Far from being a zealot against the use of drugs to treat psychological
distress, Dr Healy researched serotonin effects at Addenbrooke's Hospital in
Cambridge, after leaving Ireland.
But as the author of The Antidepressant Era (Harvard Press), he is candid
about the pitfalls of SSRIs, such as Prozac, Seroxat, Lustral and Cipramil.
"The estimates are that one in 20 of us gets so agitated on a SSRI that we
have to stop treatment," he says. "One in 100 of us going on a SSRI will
make a suicide attempt. One in 1,000 might commit suicide. There are other
hazards: probably 30-50% of us going on a SSRI will have problems trying to
withdraw. The withdrawal symptoms will be severe; for some people they may
continue for a year."
MOTHER'S LITTLE HELPER
"It's hard to know how many. It may be only five percent who really have a
severe problem. But if 40 million have gone on Prozac and 100 million have
gone on a SSRI, five percent is five million people so it is a major
problemŠ"
The relentless marketing has apparently repackaged not just the medicines,
but the condition they are used to treat. Depressed people lose serotonin
through 're-uptake' between the brain cells: take an SSRI and you get more
serotonin. But the biology of the brain is barely understood: serotonin
might not be the key to mood and the drugs may not even work by stimulating
it.
Anti-depressants were invented in the mid 1950s and the majority of people
who these days get Prozac or Seroxat would have once been given minor
tranquillisers. Thus when SSRIs were launched, the companies' emphasis was
on 'depression' as a chemical deficiency to avoid association with the minor
tranquillisers, by then known to be addictive.
BEYOND PROZAC
Limerick-based psychiatrist Dr Terry Lynch, author of the book Beyond
Prozac, is highly critical of the way a theory about depression has become
accepted wisdom. This he believes, reflects the doctors' relationship with
the drug companies.
"Certainly, I think psychiatrists and GPs to a certain degree need to feel
that they're the ones driving the whole thing. They're the ones with the
knowledge and the patient's job is to follow the doctor's advice," he says.
"I also think that the pharmaceutical companies are involved here because
over the past 50-60 years, medicine in general but maybe particularly
psychiatry has become very closely aligned to the pharmaceutical industry.
"Psychiatry has allowed itself to become very dependent on the industry for
funding of its meetings, of its research, of its ongoing education. I'm
guessing, but my sense is that the majority of psychiatric post-graduate
meetings are funded by drug companies and I think that that's unhealthy."
Among those people who have approached Hugh James Ford Simey regarding legal
action is Glenys (not her real name), a grandmother with no previous history
of depression. When she suffered her first panic attack, she was showing
symptoms that may well have been hormonal and associated with the menopause.

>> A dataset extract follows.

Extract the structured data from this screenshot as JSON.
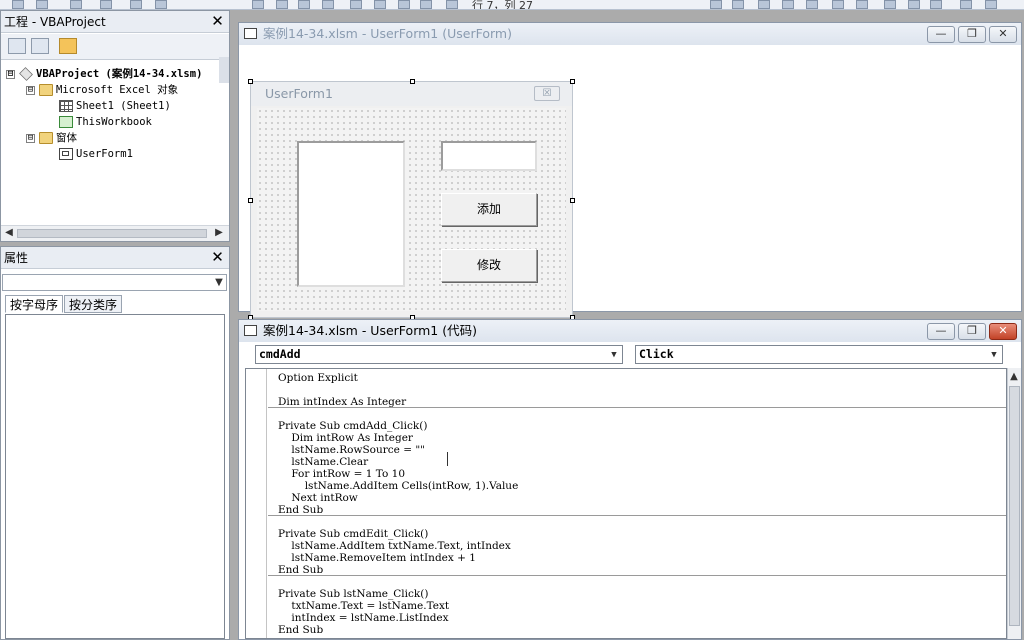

She did not meet the traditional diagnostic criteria for depression when
given Seroxat.
Previously, she had been given HRT, then Valium and Prozac; the Valium had
caused withdrawal problems, something that is a recognized risk. But Glenys
was not warned about problems coming off Seroxat. It seems she belongs in
the five percent Dr Healy warned would have severe withdrawal. Now off
Seroxat for 18 months, she has been told she may have to wait up to five
years for the physical and mental effects to clear.
"I have never had headaches really, until I started the menopause," she
says. "All I can say it's like it's crushing my head like an eggshell.
After the head, the face will burn, my body will shake and I'll get pins and
needles in my arms. It's just horrendous and the agitation is terribleŠ"
She plans to contribute to the 'Seroxat Users' Group' soon to be set up. In
the meantime, she waits for her problem to clear.
"I just feel it's taken part of my life away. I want to be normalŠI just
hope it hasn't done any permanent damage".